Beatles Stories: A Fab Four Fan's Ultimate Road Trip is a 2011 documentary film. It consists of filmed interviews that Seth Swirsky conducted with people who had a personal story or recollection about themselves and one or more of The Beatles.

==Synopsis==
Songwriter Seth Swirsky grew up in the 1960s, a fan of The Beatles. Swirsky was interested in personal stories about The Beatles, and was inspired to make Beatles Stories. He spent eight-years on the film.

==Interviewees==
Some of the more than 110 individuals that Swirsky interviewed for the film are former personal assistant Fred Seaman, Sir Ben Kingsley, Graham Nash, Art Garfunkel, Justin Hayward of The Moody Blues, actor Jon Voight, Susanna Hoffs, U.S. president daughter Luci Baines Johnson, former New York Yankee Bernie Williams, Rick Nielsen of Cheap Trick, Brian Wilson of The Beach Boys, actor Henry Winkler, Indianapolis Colts football owner Jim Irsay, Smokey Robinson, Donovan, the Beatles' long-time producer Sir George Martin, Lennon's ex-girlfriend May Pang, Beatles engineers Norman Smith, Ken Scott and John Kurlander and American cultural icons Frank Gifford and Bob Eubanks, among others.

==Premieres==
Beatles Stories was chosen as an Official Selection at the 2011 European Independent Film Festival—considered the Sundance of Europe—and had its world premiere in Paris, France, on April 3, 2011. It was an Official Selection at The 2011 Newport Beach International Film Festival, where it made its North American premiere on April 29, 2011. It made its East Coast premiere at The Gold Coast International Film Festival on June 2, 2011.

It was also an official selection at The 2011 Las Vegas Film Festival, Santa Fe Independent Film Festival, Bend Film Festival, Kansas International Film Festival and the 2012 Fargo Film Festival.

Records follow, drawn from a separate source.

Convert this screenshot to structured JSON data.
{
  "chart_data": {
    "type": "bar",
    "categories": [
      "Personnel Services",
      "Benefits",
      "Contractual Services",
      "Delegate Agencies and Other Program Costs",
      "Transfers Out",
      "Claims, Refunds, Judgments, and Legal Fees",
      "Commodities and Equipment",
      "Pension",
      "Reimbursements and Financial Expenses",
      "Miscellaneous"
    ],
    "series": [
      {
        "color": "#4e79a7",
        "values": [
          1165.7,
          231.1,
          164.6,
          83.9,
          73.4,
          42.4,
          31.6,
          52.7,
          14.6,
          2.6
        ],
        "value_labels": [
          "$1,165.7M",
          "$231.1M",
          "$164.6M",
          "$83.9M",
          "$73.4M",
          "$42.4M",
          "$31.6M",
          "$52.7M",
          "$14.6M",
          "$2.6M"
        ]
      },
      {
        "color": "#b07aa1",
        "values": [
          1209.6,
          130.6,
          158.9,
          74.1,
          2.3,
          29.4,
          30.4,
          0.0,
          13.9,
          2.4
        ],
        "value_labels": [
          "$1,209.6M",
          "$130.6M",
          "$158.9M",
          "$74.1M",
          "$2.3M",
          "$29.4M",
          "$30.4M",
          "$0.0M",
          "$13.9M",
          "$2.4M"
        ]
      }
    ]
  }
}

In June 2012, it was screened in London, Manchester and Liverpool.

==DVD release==
The DVD of the documentary as well as a bonus disc containing an additional 25 interviews was released on June 6, 2012. The DVD also contains a director's commentary track and a featurette with Norman "Hurricane" Smith, the engineer who worked on many of the Beatles' songs.

==Criticism==
Beatles Stories made news when it was claimed by John Lennon's former personal assistant—one of the over 50 interviewees in the movie—that, by the time of his death, Lennon would have voted for Ronald Reagan in the 1980 elections and, that he was embarrassed by the naivete of his song "Imagine".

==Honors and awards==
Beatles Stories was nominated for Best Score for an Indie Film or Documentary at the 2013 Hollywood Music in Media Awards.